Why send your daughter to single sex school?
Helen Fraser, Chief Executive of the Girls Day School Trust, tells us why she feels keeping the genders separated is still relevant in education.
“When I’m asked about the benefits of single-sex education, I think back to how I personally benefited from going to all-girls schools while growing up, and how my two daughters and two step daughters flourished in that environment too.
Interestingly, the evidence increasingly confirms that girls really do achieve more in this setting. In single-sex schools, girls are less likely to conform to gender stereotypes, are less constrained in their choice of subjects, show a greater propensity to take risks and innovate, perform better in examinations, have more opportunities to show leadership and, eventually, are more successful in the job market.
These effects do not, of course, follow inevitably from the separation of the sexes in education. Single-sex education, to be successful, must be more than just an organisational device – the principles and practices of a school must be set up to ensure that girls can be nurtured, challenged and empowered.

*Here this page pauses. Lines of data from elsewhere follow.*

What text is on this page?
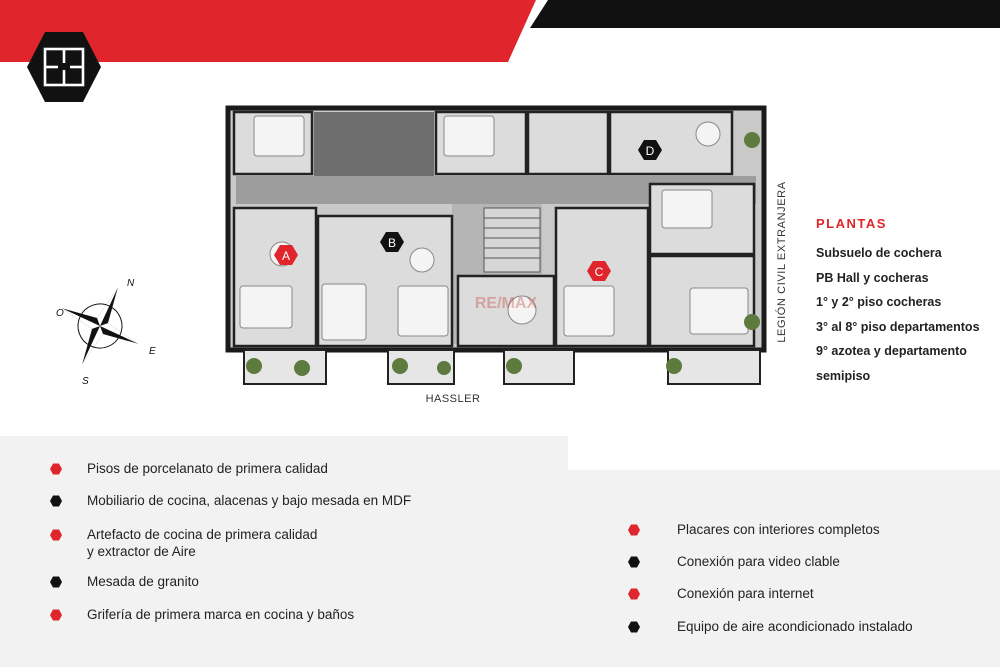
RE/MAX
A
B
C
D
HASSLER
LEGIÓN CIVIL EXTRANJERA
N
O
E
S
PLANTAS
Subsuelo de cochera
PB Hall y cocheras
1° y 2° piso cocheras
3° al 8° piso departamentos
9° azotea y departamento
semipiso
Pisos de porcelanato de primera calidad
Mobiliario de cocina, alacenas y bajo mesada en MDF
Artefacto de cocina de primera calidad
y extractor de Aire
Mesada de granito
Grifería de primera marca en cocina y baños
Placares con interiores completos
Conexión para video clable
Conexión para internet
Equipo de aire acondicionado instalado
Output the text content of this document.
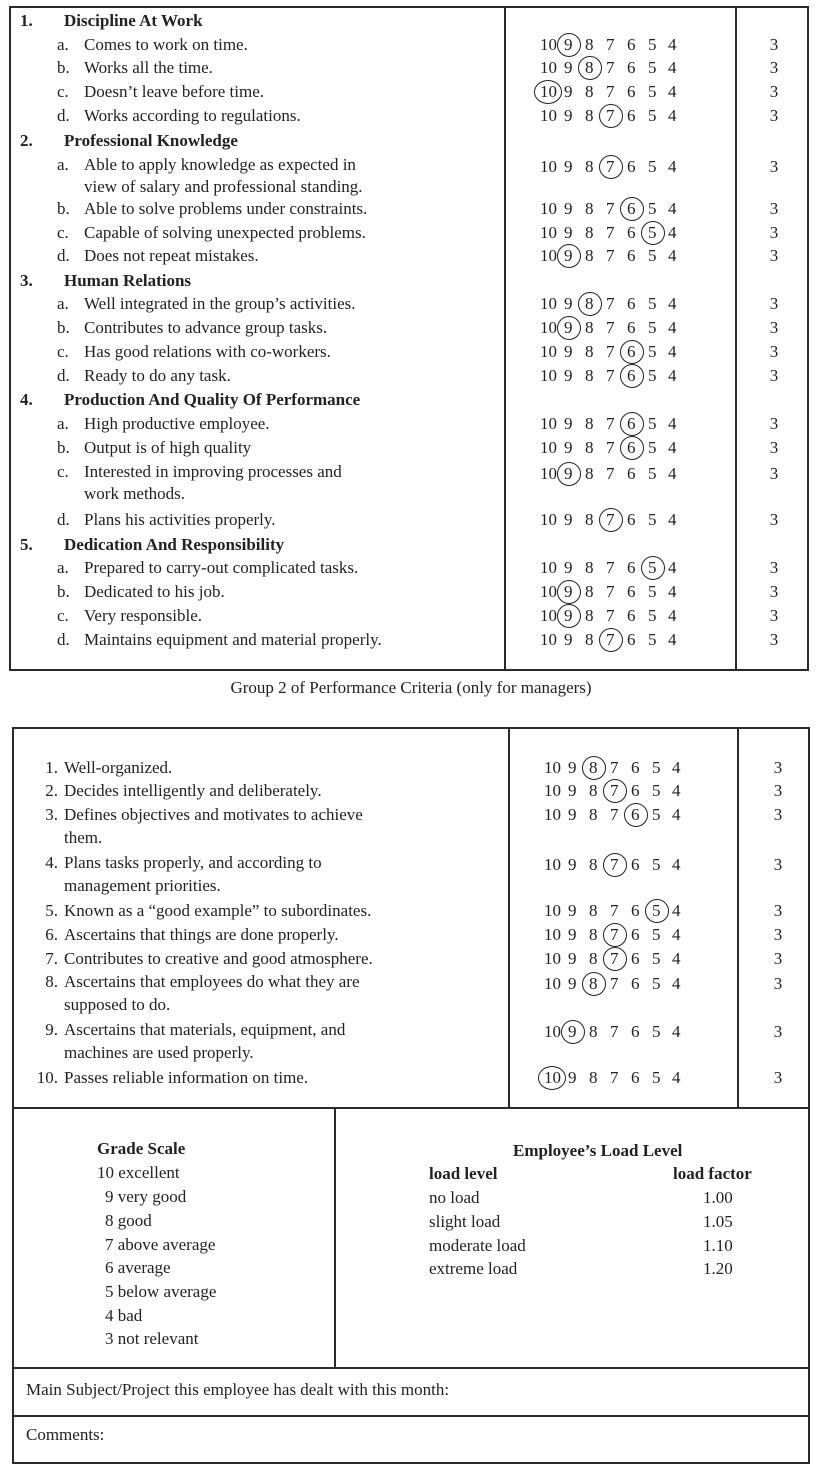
1. Discipline At Work
a. Comes to work on time.	10 9 8 7 6 5 4	3
b. Works all the time.	10 9 8 7 6 5 4	3
c. Doesn’t leave before time.	10 9 8 7 6 5 4	3
d. Works according to regulations.	10 9 8 7 6 5 4	3
2. Professional Knowledge
a. Able to apply knowledge as expected in
view of salary and professional standing.
10 9 8 7 6 5 4	3
b. Able to solve problems under constraints.	10 9 8 7 6 5 4	3
c. Capable of solving unexpected problems.	10 9 8 7 6 5 4	3
d. Does not repeat mistakes.	10 9 8 7 6 5 4	3
3. Human Relations
a. Well integrated in the group’s activities.	10 9 8 7 6 5 4	3
b. Contributes to advance group tasks.	10 9 8 7 6 5 4	3
c. Has good relations with co-workers.	10 9 8 7 6 5 4	3
d. Ready to do any task.	10 9 8 7 6 5 4	3
4. Production And Quality Of Performance
a. High productive employee.	10 9 8 7 6 5 4	3
b. Output is of high quality	10 9 8 7 6 5 4	3
c. Interested in improving processes and
work methods.
10 9 8 7 6 5 4	3
d. Plans his activities properly.	10 9 8 7 6 5 4	3
5. Dedication And Responsibility
a. Prepared to carry-out complicated tasks.	10 9 8 7 6 5 4	3
b. Dedicated to his job.	10 9 8 7 6 5 4	3
c. Very responsible.	10 9 8 7 6 5 4	3
d. Maintains equipment and material properly.	10 9 8 7 6 5 4	3
Group 2 of Performance Criteria (only for managers)
1. Well-organized.	10 9 8 7 6 5 4	3
2. Decides intelligently and deliberately.	10 9 8 7 6 5 4	3
3. Defines objectives and motivates to achieve
them.
10 9 8 7 6 5 4	3
4. Plans tasks properly, and according to
management priorities.
10 9 8 7 6 5 4	3
5. Known as a “good example” to subordinates.	10 9 8 7 6 5 4	3
6. Ascertains that things are done properly.	10 9 8 7 6 5 4	3
7. Contributes to creative and good atmosphere.	10 9 8 7 6 5 4	3
8. Ascertains that employees do what they are
supposed to do.
10 9 8 7 6 5 4	3
9. Ascertains that materials, equipment, and
machines are used properly.
10 9 8 7 6 5 4	3
10. Passes reliable information on time.	10 9 8 7 6 5 4	3
Grade Scale
10 excellent
9 very good
8 good
7 above average
6 average
5 below average
4 bad
3 not relevant
Employee’s Load Level
load level	load factor
no load	1.00
slight load	1.05
moderate load	1.10
extreme load	1.20
Main Subject/Project this employee has dealt with this month:
Comments:
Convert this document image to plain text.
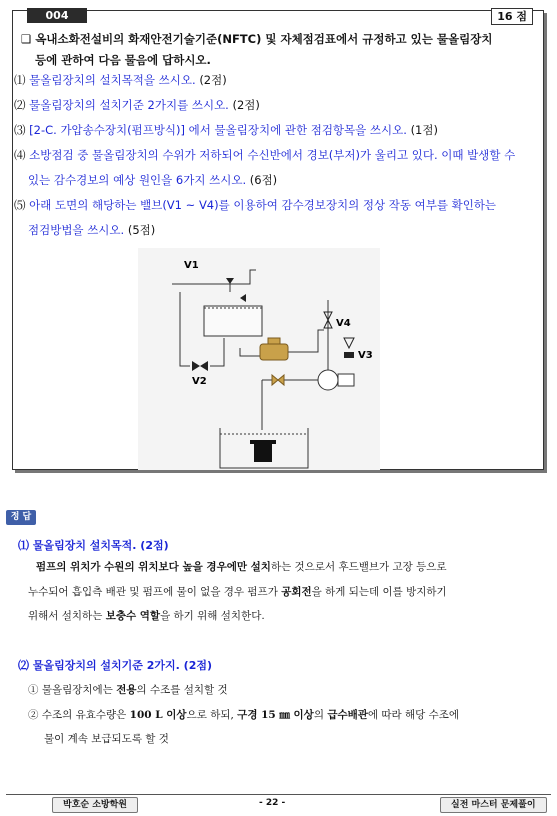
004	16 점
❑ 옥내소화전설비의 화재안전기술기준(NFTC) 및 자체점검표에서 규정하고 있는 물올림장치
등에 관하여 다음 물음에 답하시오.
⑴ 물올림장치의 설치목적을 쓰시오. (2점)
⑵ 물올림장치의 설치기준 2가지를 쓰시오. (2점)
⑶ [2-C. 가압송수장치(펌프방식)] 에서 물올림장치에 관한 점검항목을 쓰시오. (1점)
⑷ 소방점검 중 물올림장치의 수위가 저하되어 수신반에서 경보(부저)가 울리고 있다. 이때 발생할 수
있는 감수경보의 예상 원인을 6가지 쓰시오. (6점)
⑸ 아래 도면의 해당하는 밸브(V1 ~ V4)를 이용하여 감수경보장치의 정상 작동 여부를 확인하는
점검방법을 쓰시오. (5점)
V1
V2
V3
V4
정 답
⑴ 물올림장치 설치목적. (2점)
펌프의 위치가 수원의 위치보다 높을 경우에만 설치하는 것으로서 후드밸브가 고장 등으로
누수되어 흡입측 배관 및 펌프에 물이 없을 경우 펌프가 공회전을 하게 되는데 이를 방지하기
위해서 설치하는 보충수 역할을 하기 위해 설치한다.
⑵ 물올림장치의 설치기준 2가지. (2점)
① 물올림장치에는 전용의 수조를 설치할 것
② 수조의 유효수량은 100 L 이상으로 하되, 구경 15 ㎜ 이상의 급수배관에 따라 해당 수조에
물이 계속 보급되도록 할 것
박호순 소방학원	- 22 -	실전 마스터 문제풀이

Excellent schools design their structures, lessons, activities and teaching styles to suit the range of needs of their pupils; and one of the ways in which they do this is organising pupils into sensible groupings according to learning styles and preferences. Differentiation in the classroom can then focus much more sharply and effectively on individuals as individuals.
This kind of organisation is done in all schools to a certain extent - the most obvious way of sorting pupils out is by age; another is by ability. But an equally fundamental way of sorting pupils into sensible learning groups is by gender.
Girls, for a variety of reasons, learn differently from boys.
This is because they tend to have a number of attributes and dispositions that, crucially, have their greatest impact in childhood and adolescence, and which mean that girls’ learning needs, styles and preferences are different from those of boys.
Typically girls prefer cooperative, discussion-led learning environments, they adapt better to coursework tasks and collaborative, project-based activities, they respond to different forms of curriculum content and are more likely to disengage from co-ed sports activities. In coeducational classrooms, boys tend to monopolise discussion, and take more domineering roles in group work and in practical exercises. This, in turn, means that teachers inadvertently adopt styles and use content that seek to maximise boys’ engagement and optimise their behaviour. It is only in girls-only environments that girls’ needs and preferences come to the fore.
Girls also face external pressures to conform to gender stereotypes, which are stronger in the presence of boys. These pressures can be checked and challenged in an all-girls school where they have a protected space in which to develop their full potential, and to make informed but unconstrained choices about interests, subjects and careers.
For example, studies have shown that women who went to girls’ schools are more likely to study stereotypically male subjects like maths, physics and chemistry, both at school and at university. We know this to be true from our own experience, with girls at the 26 Girls’ Day School Trust (GDST) schools and academies over twice as likely to study A Level physics or chemistry than girls nationally, and overall nearly half the students in GDST Sixth Forms taking at least one science A Level.
GDST schools are able to offer an ideal learning environment dedicated to girls’ learning needs, styles and preferences, and free of gender-stereotyping and distraction. This is reflected in the design of the schools themselves, the timetable (including the length of lessons and structure of the school day), the curriculum and co-curriculum offer, teaching and learning approaches, and indeed in their whole-school culture.
There is a common misconception that teaching girls separately is intended to protect them, to provide an educational bubble-wrap. In fact, I believe that GDST schools serve to subvert, rather than support, gender stereotypes and assumptions. We seek to give girls space to develop a strong sense of themselves and their value, and to give them the confidence to make their own choices, free of any sense that the script has been written for them.
Sometimes parents can worry that girls won’t know how to interact with boys if they go to an all-girls school. Day schools offer a good balance, offering a girls-only space which can fit in to the rest of their lives - and of course our girls socialise with boys in their spare time and have opportunity to do so as well through joint activities with local boys schools, such as drama productions.
As a mother of two girls, I know that they tend to be hard-wired to please. Girls can feel the weight of self-expectation, and they can put themselves under immense pressure. Their social skills are advanced when they are small, but that makes them daunted if they get things wrong. The right school can build their confidence and the Girls’ Day School Trust does this by focusing on increasing girls’ resilience, and encouraging them to take risks.
In March, for example, Wimbledon High School held a ‘Blow Your Own Trumpet’ week, challenging the assumption that it’s bad for girls to shout about their successes. Last term Putney High School trialled lessons in improvised comedy as a novel way of building Sixth Formers’ confidence and encouraging them to think on their feet. Next year, Oxford High School will be introducing a programme to address girls’ tendency towards perfectionism, which can be damaging to their learning if taken to extremes.
Girls need time, security, and clear but supportive boundaries as they grow up. They need to have their learning needs, styles and preferences taken into consideration and space away from societal pressures to help them find their own sense of self worth and to develop confidence. There is no better setting for this than an all-girls school.”